People will tell us to accept it. They will tell us to move on, that we will stay united as a country regardless of who is president. They’ll say it’s not alright to keep bemoaning this defeat.
Ignore them.
Don’t lose hope, but don’t for a second believe we are not validated in our misery. This isn’t the sadness that comes after losing. It’s not comparable to when your baseball team bombs the World Series and you’re devastated, but eventually you move on to, “We’ll get ‘em next season.”
Presidential candidates are not baseball teams, and we are not sore losers. We are in mourning.
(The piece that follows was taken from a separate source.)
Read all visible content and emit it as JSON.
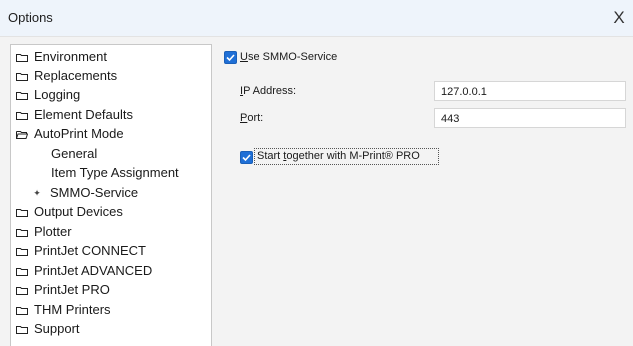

Not all of us were in love with the idea of a Hillary Clinton presidency, but we at least accepted it as an absolute necessity. Clinton had to be the president because if she wasn’t, the most powerful seat in the country – and possibly the world – would be filled by a racist, sexist, xenophobic, manipulative man with no respect for America’s citizens. We weren’t rooting for anyone; we just knew a win for Trump would be a loss for everyone, not just Democrats.
So we fought. We wrote words and shared articles and tried to reason with the other side. Whether or not we rallied behind Clinton, we at least mobilized against fear and hatred. We thought it would be enough.
We were almost certain we would come out on top on Nov. 8, because the polls said we should be certain. There was so little chance of her losing. Her path to victory was clean and easy, while his seemed to be littered with difficulty.
We soon realized, however, the extent to which we were misled by polls and data. By nighttime, we knew something had gone terribly wrong when the chances of winning flipped in the election forecasts. Our hearts plummeted into our stomachs, and we prayed for an upset. None came.
We went to sleep in a stunned state of misbelief and awoke as if from a nightmare. We checked our phones to make sure it was real, and it was. We laid in bed in a stupor, wondering how we could be expected to eat and work and focus on anything but our own despair.
It is OK for us to be angry. But we should also remember that we are not helpless. We may not have a strong voice in government anymore, but we have a voice among our peers. We can call out sexism in our male friends. We can start rational discussions among our family members about what is means to be casually racist. We can hold each other accountable.
We are not liberal because we vote blue. We are liberal because we care about people who are struggling because of their race, or their religion, or their gender or sexual identity. We care about making the United States equal for everyone, and we see a future where this is possible. Don’t give up on this future. Don’t stop fighting. Because as Martin Luther King Jr. once said, “The arc of the moral universe is long, but it bends toward justice.”